Community Wishlist Survey 2022/Multimedia and Commons/Improve LaTeX rendering

Improve LaTeX rendering

  • Problem: The current system for displaying mathematical formulas is very unsatisfactory. The formulas are converted into images in which the text appears in black on a transparent background, and then inserted into the text. For this reason, mathematical formulas in some extent clash with the surrounding text:
    • Most important : sometimes punctuation signs are rejected on the next line when the formula is at the end of the line (cf. this page, in the second paragraph, or the next one, first line).
    • formulas are always black, whatever the color of the surrounding text (see this page, the note);
    • the alignment of the mathematical text on the line is not perfect;
    • less important, the font differs from the ambient font and does not have exactly the same size.
I would therefore like to see the formulas rendered in a more coherent manner with the surrounding text, and above all in such a way as not to violate the most basic rules of typography.
  • Proposed solution: MathJax for example?
  • Who would benefit: All readers of scientific articles on Wikipedia/scientific texts on Wikisource or Wikibooks.
  • More comments: Please note that the request does not concern the input of mathematics by contributors, but only their display.
  • Phabricator tickets:
  • Proposer: ElioPrrl (talk) 10:57, 11 January 2022 (UTC)Reply[reply]

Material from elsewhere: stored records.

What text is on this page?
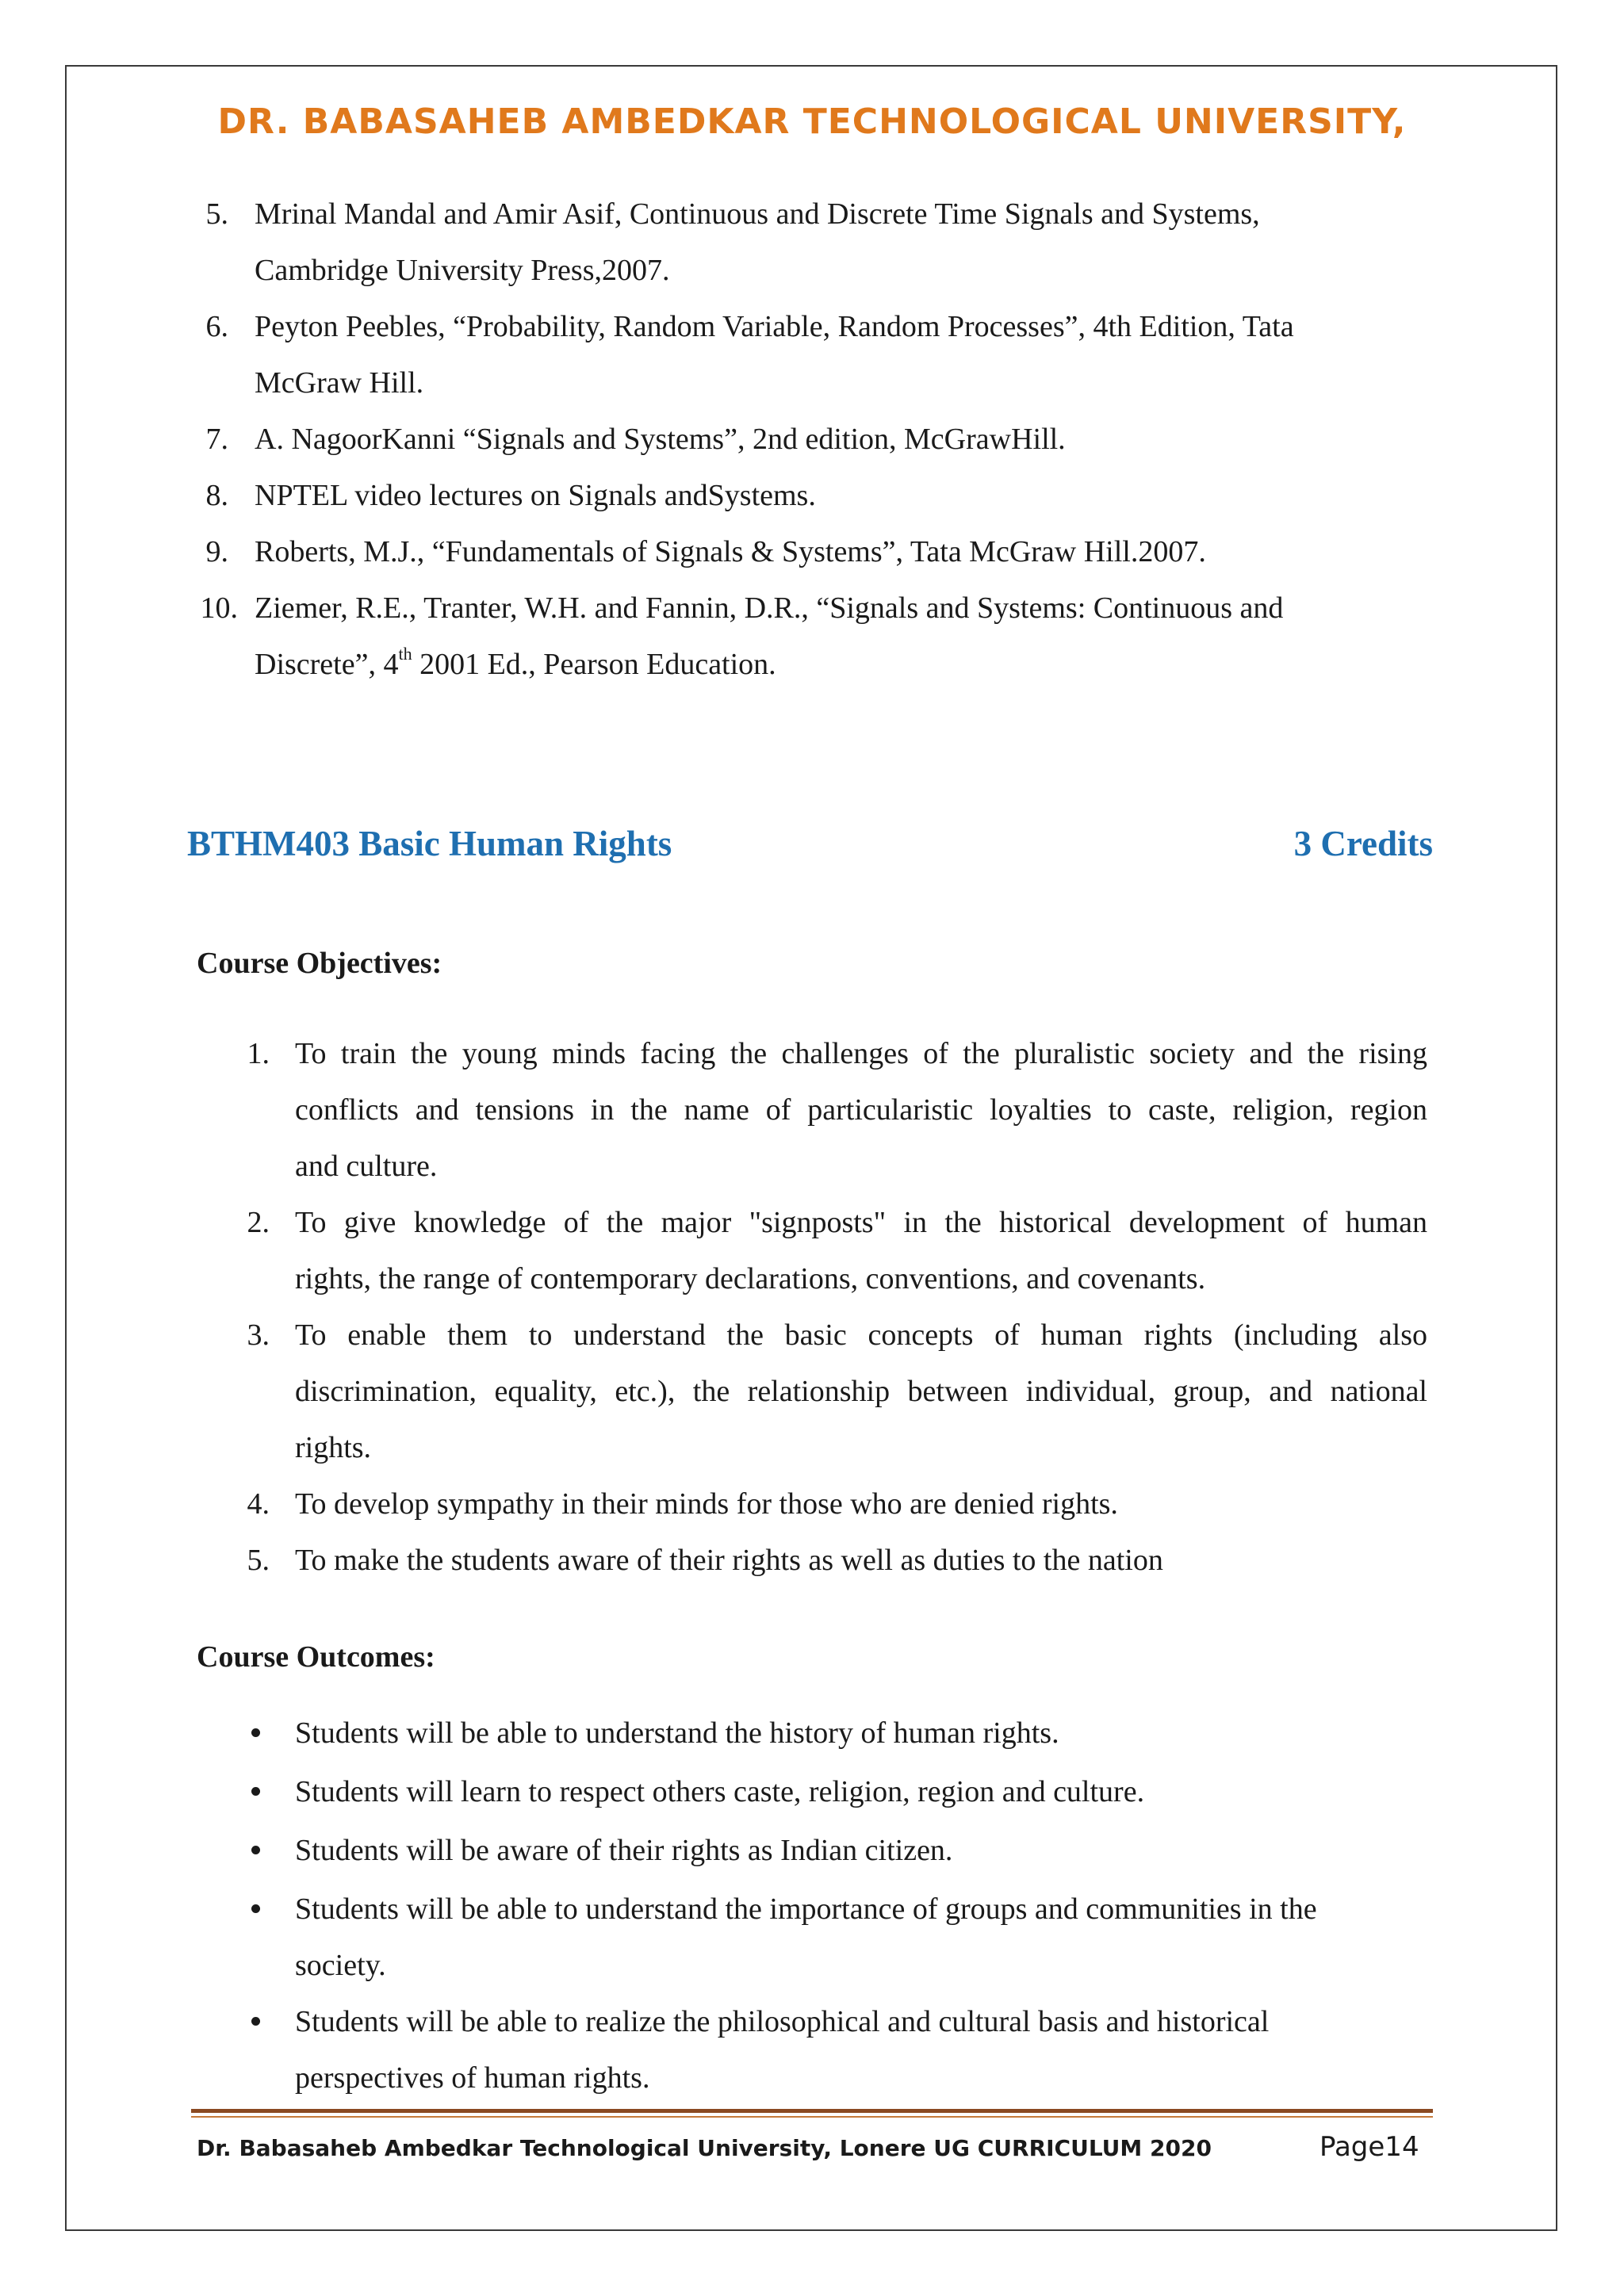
DR. BABASAHEB AMBEDKAR TECHNOLOGICAL UNIVERSITY,
5. Mrinal Mandal and Amir Asif, Continuous and Discrete Time Signals and Systems,
Cambridge University Press,2007.
6. Peyton Peebles, “Probability, Random Variable, Random Processes”, 4th Edition, Tata
McGraw Hill.
7. A. NagoorKanni “Signals and Systems”, 2nd edition, McGrawHill.
8. NPTEL video lectures on Signals andSystems.
9. Roberts, M.J., “Fundamentals of Signals & Systems”, Tata McGraw Hill.2007.
10. Ziemer, R.E., Tranter, W.H. and Fannin, D.R., “Signals and Systems: Continuous and
Discrete”, 4th 2001 Ed., Pearson Education.
BTHM403 Basic Human Rights	3 Credits
Course Objectives:
1. To train the young minds facing the challenges of the pluralistic society and the rising
conflicts and tensions in the name of particularistic loyalties to caste, religion, region
and culture.
2. To give knowledge of the major "signposts" in the historical development of human
rights, the range of contemporary declarations, conventions, and covenants.
3. To enable them to understand the basic concepts of human rights (including also
discrimination, equality, etc.), the relationship between individual, group, and national
rights.
4. To develop sympathy in their minds for those who are denied rights.
5. To make the students aware of their rights as well as duties to the nation
Course Outcomes:
Students will be able to understand the history of human rights.
Students will learn to respect others caste, religion, region and culture.
Students will be aware of their rights as Indian citizen.
Students will be able to understand the importance of groups and communities in the
society.
Students will be able to realize the philosophical and cultural basis and historical
perspectives of human rights.
Dr. Babasaheb Ambedkar Technological University, Lonere UG CURRICULUM 2020	Page14
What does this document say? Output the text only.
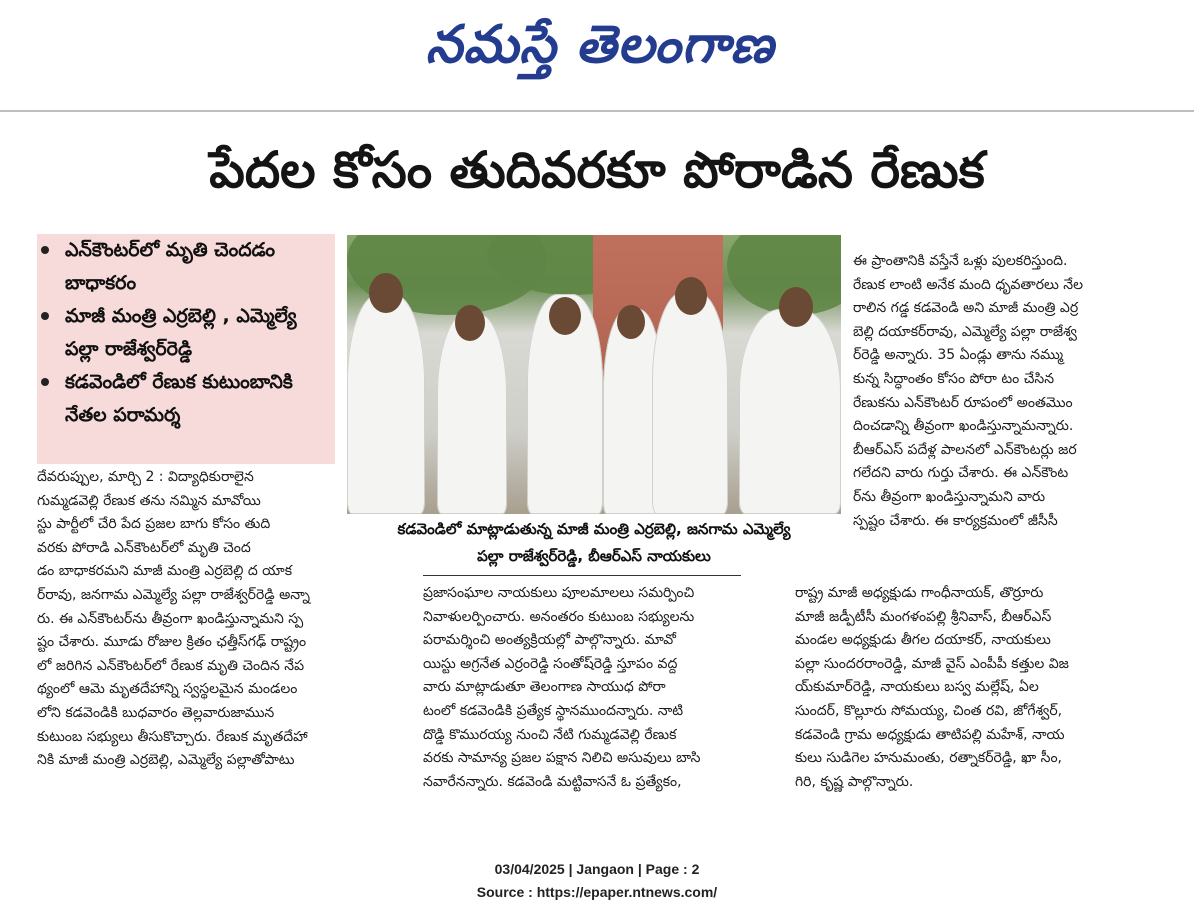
నమస్తే తెలంగాణ
పేదల కోసం తుదివరకూ పోరాడిన రేణుక
ఎన్‌కౌంటర్‌లో మృతి చెందడం బాధాకరం
మాజీ మంత్రి ఎర్రబెల్లి , ఎమ్మెల్యే పల్లా రాజేశ్వర్‌రెడ్డి
కడవెండిలో రేణుక కుటుంబానికి నేతల పరామర్శ

దేవరుప్పుల, మార్చి 2 : విద్యాధికురాలైన

గుమ్మడవెల్లి రేణుక తను నమ్మిన మావోయి

స్టు పార్టీలో చేరి పేద ప్రజల బాగు కోసం తుది

వరకు పోరాడి ఎన్‌కౌంటర్‌లో మృతి చెంద

డం బాధాకరమని మాజీ మంత్రి ఎర్రబెల్లి ద యాక

ర్‌రావు, జనగామ ఎమ్మెల్యే పల్లా రాజేశ్వర్‌రెడ్డి అన్నా

రు. ఈ ఎన్‌కౌంటర్‌ను తీవ్రంగా ఖండిస్తున్నామని స్ప

ష్టం చేశారు. మూడు రోజుల క్రితం ఛత్తీస్‌గఢ్ రాష్ట్రం

లో జరిగిన ఎన్‌కౌంటర్‌లో రేణుక మృతి చెందిన నేప

థ్యంలో ఆమె మృతదేహాన్ని స్వస్థలమైన మండలం

లోని కడవెండికి బుధవారం తెల్లవారుజామున

కుటుంబ సభ్యులు తీసుకొచ్చారు. రేణుక మృతదేహా

నికి మాజీ మంత్రి ఎర్రబెల్లి, ఎమ్మెల్యే పల్లాతోపాటు

కడవెండిలో మాట్లాడుతున్న మాజీ మంత్రి ఎర్రబెల్లి, జనగామ ఎమ్మెల్యే
పల్లా రాజేశ్వర్‌రెడ్డి, బీఆర్‌ఎస్ నాయకులు

ప్రజాసంఘాల నాయకులు పూలమాలలు సమర్పించి

నివాళులర్పించారు. అనంతరం కుటుంబ సభ్యులను

పరామర్శించి అంత్యక్రియల్లో పాల్గొన్నారు. మావో

యిస్టు అగ్రనేత ఎర్రంరెడ్డి సంతోష్‌రెడ్డి స్తూపం వద్ద

వారు మాట్లాడుతూ తెలంగాణ సాయుధ పోరా

టంలో కడవెండికి ప్రత్యేక స్థానముందన్నారు. నాటి

దొడ్డి కొమురయ్య నుంచి నేటి గుమ్మడవెల్లి రేణుక

వరకు సామాన్య ప్రజల పక్షాన నిలిచి అసువులు బాసి

నవారేనన్నారు. కడవెండి మట్టివాసనే ఓ ప్రత్యేకం,

ఈ ప్రాంతానికి వస్తేనే ఒళ్లు పులకరిస్తుంది.

రేణుక లాంటి అనేక మంది ధృవతారలు నేల

రాలిన గడ్డ కడవెండి అని మాజీ మంత్రి ఎర్ర

బెల్లి దయాకర్‌రావు, ఎమ్మెల్యే పల్లా రాజేశ్వ

ర్‌రెడ్డి అన్నారు. 35 ఏండ్లు తాను నమ్ము

కున్న సిద్ధాంతం కోసం పోరా టం చేసిన

రేణుకను ఎన్‌కౌంటర్ రూపంలో అంతమొం

దించడాన్ని తీవ్రంగా ఖండిస్తున్నామన్నారు.

బీఆర్‌ఎస్ పదేళ్ల పాలనలో ఎన్‌కౌంటర్లు జర

గలేదని వారు గుర్తు చేశారు. ఈ ఎన్‌కౌంట

ర్‌ను తీవ్రంగా ఖండిస్తున్నామని వారు

స్పష్టం చేశారు. ఈ కార్యక్రమంలో జీసీసీ

రాష్ట్ర మాజీ అధ్యక్షుడు గాంధీనాయక్, తొర్రూరు

మాజీ జడ్పీటీసీ మంగళంపల్లి శ్రీనివాస్, బీఆర్‌ఎస్

మండల అధ్యక్షుడు తీగల దయాకర్, నాయకులు

పల్లా సుందరరాంరెడ్డి, మాజీ వైస్ ఎంపీపీ కత్తుల విజ

య్‌కుమార్‌రెడ్డి, నాయకులు బస్వ మల్లేష్, ఏల

సుందర్, కొల్లూరు సోమయ్య, చింత రవి, జోగేశ్వర్,

కడవెండి గ్రామ అధ్యక్షుడు తాటిపల్లి మహేశ్, నాయ

కులు సుడిగెల హనుమంతు, రత్నాకర్‌రెడ్డి, ఖా సీం,

గిరి, కృష్ణ పాల్గొన్నారు.

03/04/2025 | Jangaon | Page : 2
Source : https://epaper.ntnews.com/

  • We already use mathjax, just rendered to images (Because mathjax is hugely expensive JS to load). —TheDJ (talkcontribs) 10:52, 13 January 2022 (UTC)Reply[reply]
So my suggested solution may be discarded, but this does not make the problem (and especially the problem of punctuation) go away. — ElioPrrl (talk) 11:38, 14 January 2022 (UTC)Reply[reply]
For the most part, I'm fine with the current SVG rendering, but having at least the option to use others may still be a good implementation. For example, the blog Algorithm Archive uses mathjax as well, and allows changing the rendering very easily (right click the formulas). 01:23, 31 January 2022 (UTC)Reply[reply]
  • It is not true that "formulas are always black": There is a {color} feature. Maybe the description of LaTeX is unsatisfactory.
I mean: the color does not change automatically depending on the ambient text. — ElioPrrl (talk) 18:39, 5 February 2022 (UTC)Reply[reply]
  • The alignment of the mathematical text can be forced to be perfect. Maybe the description of LaTeX is too complicated and unsatisfactory. -Nomen4Omen (talk) 16:06, 4 February 2022 (UTC)Reply[reply]
  • I'm not sure if the mismatch between text and formulas is bothersome for many readers: it gives contrast, it may help to skim through. But I think your point was implicitly that gross or slight imperfections jump out even more starkly – to the point of tiring the eye – because of this somewhat strong contrast. Concerning those imperfections:
    • The fact that a punctation sign immediately following a formula can go dangling around as the first character on the next line after break is a must fix! The only usable workaround today is to force the punctation in the formula, and since the punctation does not belong to the formula but to the surrounding sentence, it creates a typographic aberration (not to mention the semantic aspect). Maybe the formula processor could simply "eat" punctation signs and put them in a wrapper element with some CSS to prevent line-breaks?
    • the same way there is an option <math display=inline>, there could be an option <math color=inherit>, and every wiki could choose its prefered default value?
    • the baseline alignment? I guess there is/could be tweaking of configuration of the math renderer at every wiki. I'm certain there is an interaction with the CSS. For example if you paste the same text and formulas between and, you'll see a snappier baseline at en.
    • concerning the sizing, if it's not tweakable in the configuration of each wiki, it means every wiki must retrofit its (text) css to match with the math renderer! Trlit (talk) 03:31, 9 February 2022 (UTC)Reply[reply]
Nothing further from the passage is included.